The EPA action this week involves what's called the "new source review" (NSR) rule. This requires older power plants and other industrial facilities to meet modern pollution standards whenever they are upgraded in a way that would increase pollution. Industry officials argue that this can mean increased costs to customers for routine maintenance as well as major overhauls.

The new rule reportedly allows some 17,000 older industrial plants to spend up to 20 percent of the cost of replacing essential equipment - and remain exempt from Clean Air Act provisions.

"Clarification of NSR is long overdue," says Scott Segal, director of the Electric Reliability Coordinating Council, a group of power-generating companies. "Each day that passes without a bright-line definition of 'routine maintenance' is one that fails to maximize plant efficiency, reliability, safety and environmental protection."

Not so, say critics of what they see as a weakening of one of the nation's premier antipollution laws. "The proposed rule cuts the heart out of the Clean Air Act by authorizing big emission increases when plants are upgraded - even though EPA has argued ... that loopholes this big violate the law," says Eric Schaeffer, director of the Environmental Integrity Project and former head of the EPA's Office of Regulatory Enforcement. "Governor Leavitt ... really needs to sort this out."

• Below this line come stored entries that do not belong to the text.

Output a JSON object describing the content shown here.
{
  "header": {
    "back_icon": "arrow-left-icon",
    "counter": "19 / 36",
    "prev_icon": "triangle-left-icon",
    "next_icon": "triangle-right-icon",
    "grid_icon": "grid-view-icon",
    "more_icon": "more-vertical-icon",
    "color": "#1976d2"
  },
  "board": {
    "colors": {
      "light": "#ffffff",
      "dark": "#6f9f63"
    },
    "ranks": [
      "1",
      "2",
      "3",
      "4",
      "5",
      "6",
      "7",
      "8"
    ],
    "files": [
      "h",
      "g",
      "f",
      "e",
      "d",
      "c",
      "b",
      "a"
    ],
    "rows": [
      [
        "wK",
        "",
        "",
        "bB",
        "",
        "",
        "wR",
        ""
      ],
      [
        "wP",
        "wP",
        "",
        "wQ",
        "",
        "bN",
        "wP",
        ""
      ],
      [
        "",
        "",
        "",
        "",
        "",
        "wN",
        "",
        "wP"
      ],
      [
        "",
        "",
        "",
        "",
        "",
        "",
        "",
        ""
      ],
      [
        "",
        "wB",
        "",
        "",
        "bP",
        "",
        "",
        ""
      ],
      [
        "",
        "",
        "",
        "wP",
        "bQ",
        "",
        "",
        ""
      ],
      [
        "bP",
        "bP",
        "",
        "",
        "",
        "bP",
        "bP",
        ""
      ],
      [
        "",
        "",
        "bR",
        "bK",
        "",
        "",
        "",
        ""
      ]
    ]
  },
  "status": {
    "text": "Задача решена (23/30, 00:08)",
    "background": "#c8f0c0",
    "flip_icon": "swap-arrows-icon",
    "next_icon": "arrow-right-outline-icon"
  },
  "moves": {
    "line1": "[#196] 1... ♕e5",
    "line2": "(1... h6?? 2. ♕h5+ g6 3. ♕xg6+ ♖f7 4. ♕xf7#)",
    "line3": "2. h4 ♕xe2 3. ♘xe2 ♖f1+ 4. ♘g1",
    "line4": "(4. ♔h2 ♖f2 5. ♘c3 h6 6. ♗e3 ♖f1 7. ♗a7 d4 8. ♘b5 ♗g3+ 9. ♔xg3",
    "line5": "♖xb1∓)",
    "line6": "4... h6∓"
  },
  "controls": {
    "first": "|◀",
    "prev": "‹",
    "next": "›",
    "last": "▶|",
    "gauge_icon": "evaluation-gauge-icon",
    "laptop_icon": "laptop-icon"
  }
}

Meanwhile, the US Public Interest Research Group reports this week that 2002 was the worst smog season in recent years. (Smog is ground-level ozone caused by pollution from power plants, vehicles, and other sources, and is linked to asthma and other ailments.) Monitors in 41 states and Washington recorded 8,818 instances of unhealthy smog levels last year - nearly twice the violations of the national health standard in 2001.